Ahead of his first exhibition in four years, we review the works of celebrated South Island painter, Neil Driver. From breath-taking landscapes spied through meticulously detailed interiors to captivating still life works featuring vessels, blooms and fruit, his works evoke serenity, calm, and presence with effortless grace.  This gifted artist brings life and beauty to the simplest objects, such as a collection of timeworn pots reflecting brilliance through its still-shining glaze, or a freshly picked plum resplendent in its delicate coating of white wax bloom.

Driver began his career in painting in 1973. Having spent his childhood in Dunedin, he moved to Central Otago in 1975 where he has remained, and it’s easy to understand why. With its magical light and awe-inspiring landscapes, it is from this land that Driver derives his inspiration. His and wife Christine’s heritage villa in Clyde overlooks the Clutha River, and the beautiful house serves both as a frame and backdrop within Driver’s works – featuring in some of his most recognisable paintings.

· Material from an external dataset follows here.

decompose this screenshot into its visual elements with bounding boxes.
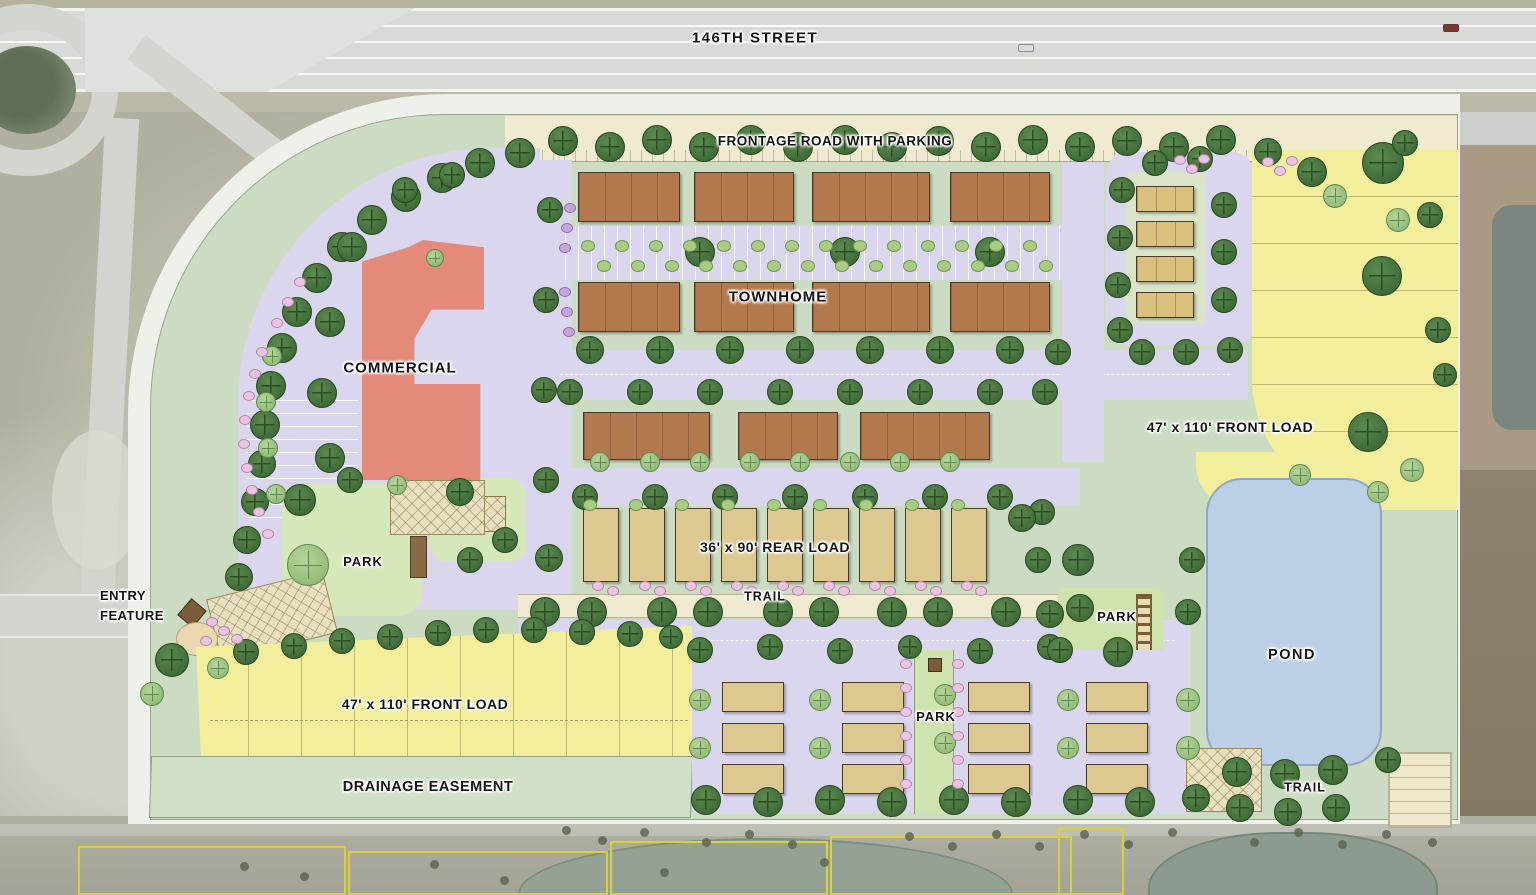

The purchase of a campervan in 2009 encouraged frequent trips to coastal locations further afield, providing the observant artist with an even more diverse geographical spring from which to draw inspiration. Northland’s east coast, and South Island’s Bull Creek, Moeraki, Brighton, and The Catlins, are just a few examples of places Driver has made his subject, inviting the viewer to gaze out at shores and sea views through light-filled windows and open doors. An element of surrealist influence sees Driver depict the sense of a place, rather than topographical representations, placing the scene outside windows and doors that do not actually exist in the location. It’s this artistic licence or allegorical freedom that emphasises a dream-like quality within the work, allowing us to be transported to a place that sits outside of time.

Through a balance of traditional and contemporary painting styles Driver sensitively guides the observer toward details that might otherwise be overlooked – the beauty to be found in the texture of a wooden crate, the beguiling light reserved only for its reflection on warm floorboards, or the intricate charm of rust lines working their way over enamelware clearly loved for generations. Each of his works carry an intense sense of human presence while the figure itself is absent from the scene.

Driver’s paintings exude a timeless quality, shadow and light punctuating the scene with a gentle and lasting stillness.

His works are held in private collections worldwide and in public collections at the Hocken Library, Department of Foreign Affairs, Bank of New Zealand and State Services Commission.